DBS is usually performed to treat neurological diseases, most often movement disorders and, in particular, Parkinson's disease. Multiple randomized controlled trials (RCTs) have shown that DBS improves tremor, dyskinesia, and quality of life in patients with Parkinson's disease by 25% to 50%, depending on the rating scales used. DBS for tremor usually involves stimulation in the cerebello-thalamo-cortical regulatory loop. In an RCT of DBS for the treatment of primary generalized dystonia, the patients who underwent DBS experienced a 39.3% improvement of dystonia, compared to only 4.9% in the control group. Two multicenter trials of DBS for depression were terminated early because of a lack of efficacy.

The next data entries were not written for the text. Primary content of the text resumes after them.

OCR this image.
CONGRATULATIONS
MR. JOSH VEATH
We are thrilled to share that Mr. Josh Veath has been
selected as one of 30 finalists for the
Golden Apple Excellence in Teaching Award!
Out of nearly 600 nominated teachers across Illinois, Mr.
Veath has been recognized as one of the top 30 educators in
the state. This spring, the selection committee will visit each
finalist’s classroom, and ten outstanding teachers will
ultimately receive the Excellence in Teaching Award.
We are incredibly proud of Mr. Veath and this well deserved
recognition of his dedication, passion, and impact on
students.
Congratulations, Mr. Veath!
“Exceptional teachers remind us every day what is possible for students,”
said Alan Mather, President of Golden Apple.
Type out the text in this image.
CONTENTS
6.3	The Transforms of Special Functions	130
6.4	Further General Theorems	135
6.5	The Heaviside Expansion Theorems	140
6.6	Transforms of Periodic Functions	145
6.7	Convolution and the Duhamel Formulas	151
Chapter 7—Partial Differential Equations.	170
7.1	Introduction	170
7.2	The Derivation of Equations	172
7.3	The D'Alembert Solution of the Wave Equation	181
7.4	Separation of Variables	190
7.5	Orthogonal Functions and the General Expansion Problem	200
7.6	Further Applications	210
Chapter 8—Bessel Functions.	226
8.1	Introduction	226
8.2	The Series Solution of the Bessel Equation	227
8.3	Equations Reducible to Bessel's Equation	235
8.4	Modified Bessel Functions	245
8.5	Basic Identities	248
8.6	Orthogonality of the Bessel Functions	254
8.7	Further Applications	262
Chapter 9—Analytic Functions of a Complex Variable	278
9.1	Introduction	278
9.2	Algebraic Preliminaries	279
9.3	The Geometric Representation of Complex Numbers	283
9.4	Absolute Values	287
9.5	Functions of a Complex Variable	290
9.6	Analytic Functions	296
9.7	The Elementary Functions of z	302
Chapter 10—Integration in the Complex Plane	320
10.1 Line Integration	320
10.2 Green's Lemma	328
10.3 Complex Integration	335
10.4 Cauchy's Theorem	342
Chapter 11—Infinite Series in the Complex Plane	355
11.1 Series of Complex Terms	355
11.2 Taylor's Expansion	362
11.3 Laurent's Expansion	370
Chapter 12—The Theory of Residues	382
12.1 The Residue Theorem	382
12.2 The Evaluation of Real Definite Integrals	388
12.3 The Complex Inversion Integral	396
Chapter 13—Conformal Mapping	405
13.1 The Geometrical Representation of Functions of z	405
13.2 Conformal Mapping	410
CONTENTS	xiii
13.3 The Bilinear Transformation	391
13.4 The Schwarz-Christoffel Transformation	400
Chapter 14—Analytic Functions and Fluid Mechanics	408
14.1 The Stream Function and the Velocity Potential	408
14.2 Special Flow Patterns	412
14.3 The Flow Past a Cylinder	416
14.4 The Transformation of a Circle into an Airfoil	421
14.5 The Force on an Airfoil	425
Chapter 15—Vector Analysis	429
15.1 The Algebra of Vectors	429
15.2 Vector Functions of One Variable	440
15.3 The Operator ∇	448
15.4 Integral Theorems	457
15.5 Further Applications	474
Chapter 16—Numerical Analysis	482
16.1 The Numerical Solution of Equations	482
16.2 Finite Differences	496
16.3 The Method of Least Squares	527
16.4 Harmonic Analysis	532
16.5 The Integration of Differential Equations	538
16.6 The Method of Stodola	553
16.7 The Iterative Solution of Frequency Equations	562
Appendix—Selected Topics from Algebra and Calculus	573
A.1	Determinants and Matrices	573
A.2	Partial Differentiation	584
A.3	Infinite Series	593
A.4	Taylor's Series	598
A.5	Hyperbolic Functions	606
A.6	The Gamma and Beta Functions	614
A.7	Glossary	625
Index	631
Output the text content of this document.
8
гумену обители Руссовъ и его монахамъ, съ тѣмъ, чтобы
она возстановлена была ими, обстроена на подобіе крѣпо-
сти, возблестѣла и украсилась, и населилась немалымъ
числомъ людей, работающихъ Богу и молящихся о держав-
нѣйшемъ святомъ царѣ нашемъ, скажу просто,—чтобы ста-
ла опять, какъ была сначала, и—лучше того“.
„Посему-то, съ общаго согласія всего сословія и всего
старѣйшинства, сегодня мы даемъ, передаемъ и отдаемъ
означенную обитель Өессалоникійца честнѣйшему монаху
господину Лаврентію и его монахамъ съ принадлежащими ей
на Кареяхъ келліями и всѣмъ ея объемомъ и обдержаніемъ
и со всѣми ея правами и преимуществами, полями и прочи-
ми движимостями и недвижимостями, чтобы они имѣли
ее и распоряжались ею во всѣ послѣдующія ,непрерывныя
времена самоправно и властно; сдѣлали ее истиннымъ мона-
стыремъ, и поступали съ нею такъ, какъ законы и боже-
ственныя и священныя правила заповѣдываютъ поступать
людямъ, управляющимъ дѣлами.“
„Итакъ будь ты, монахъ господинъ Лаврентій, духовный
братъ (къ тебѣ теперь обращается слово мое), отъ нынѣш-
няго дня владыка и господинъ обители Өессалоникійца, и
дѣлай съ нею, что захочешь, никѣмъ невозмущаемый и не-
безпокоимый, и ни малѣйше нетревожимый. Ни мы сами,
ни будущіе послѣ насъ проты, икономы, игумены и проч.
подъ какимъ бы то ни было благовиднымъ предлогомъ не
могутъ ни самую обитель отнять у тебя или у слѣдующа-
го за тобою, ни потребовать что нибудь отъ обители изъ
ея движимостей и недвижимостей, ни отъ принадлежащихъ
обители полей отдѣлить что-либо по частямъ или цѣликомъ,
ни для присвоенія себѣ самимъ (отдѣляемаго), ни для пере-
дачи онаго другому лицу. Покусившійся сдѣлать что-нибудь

DBS is an established treatment for various neurological and psychiatric diseases. It has been incorporated in the DGN guidelines and is now considered a standard treatment for advanced Parkinson's disease. The safety and efficacy of DBS can be expected to improve with the application of new technical developments in electrode geometry and new imaging techniques. Controlled trials would be helpful so that DBS could be extended to further indications, particularly psychiatric ones.